According to RiseUp Armenia civic group coordinator Andrias Ghukasian, they have reached a compromise on the matter with the municipal authorities after the police said they could not ensure the safety of the rally participants as well as normal traffic in the square.
Therefore, RiseUp Armenia says on August 11 it will gather in the area adjacent to the square where scores of activists were camped for five days late last month after being prevented by the police from holding a sit-in in the central part of the square.
But members of the group, who claim the police actions restricted their freedoms of movement and assembly, say as a matter of principle they will still attempt to occupy the central spot of Republic Square in the future.
Activists gather in Yerevan's main Republic Square to campaign against rising electricity prices
RiseUp Armenia emerged out of the street protests against electricity price hikes that were held in Yerevan earlier this summer and were popularly referred to as ‘Electric Yerevan’.
The pressure group wants the authorities to reverse their decision on raising electricity prices by some 16 percent from August 1 even despite the government subsidy that was put in place for the hike. Activists believe this subsidy that the government says will be paid from the proceeds received through the sale to a private American company of the Vorotan Hydro Cascade, one of the country’s largest power-generating facilities, is still “taxpayer money”.
Earlier this week, RiseUp Armenia formally submitted a letter to the Public Services Regulatory Commission (PSRC) demanding that the members of the regulatory body that approved the power price hike step down.
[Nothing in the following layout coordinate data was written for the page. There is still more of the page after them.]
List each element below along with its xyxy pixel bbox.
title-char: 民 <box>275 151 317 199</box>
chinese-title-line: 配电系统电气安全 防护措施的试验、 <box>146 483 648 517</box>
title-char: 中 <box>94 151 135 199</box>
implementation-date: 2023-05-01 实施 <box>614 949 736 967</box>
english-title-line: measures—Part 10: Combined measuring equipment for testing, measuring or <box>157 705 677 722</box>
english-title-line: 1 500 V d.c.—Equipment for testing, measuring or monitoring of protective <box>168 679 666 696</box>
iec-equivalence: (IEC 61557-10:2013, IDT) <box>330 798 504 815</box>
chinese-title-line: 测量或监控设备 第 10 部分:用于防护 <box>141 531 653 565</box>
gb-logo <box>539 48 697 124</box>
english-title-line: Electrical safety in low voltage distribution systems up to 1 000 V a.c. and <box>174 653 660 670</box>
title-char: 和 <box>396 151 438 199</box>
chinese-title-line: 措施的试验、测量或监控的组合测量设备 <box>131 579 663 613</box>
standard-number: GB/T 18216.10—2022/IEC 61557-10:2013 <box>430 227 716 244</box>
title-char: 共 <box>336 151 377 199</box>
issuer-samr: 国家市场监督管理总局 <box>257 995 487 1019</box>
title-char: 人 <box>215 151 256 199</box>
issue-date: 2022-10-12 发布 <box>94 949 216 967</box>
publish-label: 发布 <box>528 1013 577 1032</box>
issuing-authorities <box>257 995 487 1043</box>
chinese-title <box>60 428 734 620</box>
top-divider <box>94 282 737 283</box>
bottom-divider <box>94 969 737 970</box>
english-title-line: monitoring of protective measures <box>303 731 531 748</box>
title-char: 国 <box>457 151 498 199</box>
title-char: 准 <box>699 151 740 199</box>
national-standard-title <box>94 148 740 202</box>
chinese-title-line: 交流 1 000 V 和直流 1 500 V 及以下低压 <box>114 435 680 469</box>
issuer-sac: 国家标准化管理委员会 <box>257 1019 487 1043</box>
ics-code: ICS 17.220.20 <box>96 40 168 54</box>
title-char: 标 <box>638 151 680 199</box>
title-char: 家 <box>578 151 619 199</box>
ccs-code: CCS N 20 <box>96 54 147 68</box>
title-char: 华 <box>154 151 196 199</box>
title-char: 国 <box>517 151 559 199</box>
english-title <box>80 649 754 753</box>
But activists say they do not expect any response from the tariff-setting commission.
“We have absolutely no desire to enter into polemics with different government agencies,” member of the movement David Hovannisian says.
At the rally next Tuesday RiseUp Armenia plans to present explanations and clarifications in connection with its demands. “It is the resignation of the members of the PSRC, the nationalization of the Electric Networks of Armenia CJSC, and bringing those responsible for the crisis in the energy sector to account by law,” Ghukasian says.
RiseUp Armenia members do not exclude that the list of their demands will be extended after the rally. But before that they say they are ready to cooperate with other movements, including those that fight against the controversial constitutional reform initiated by the current administration and believed by some leading opposition parties to be an attempt of the incumbent president Serzh Sarkisian to stay in power after his second and final term in office ends in 2018.
“Our movement has repeatedly stated that it will join any demand – be it political or non-political – that is raised by the people,” Hovannisian stressed.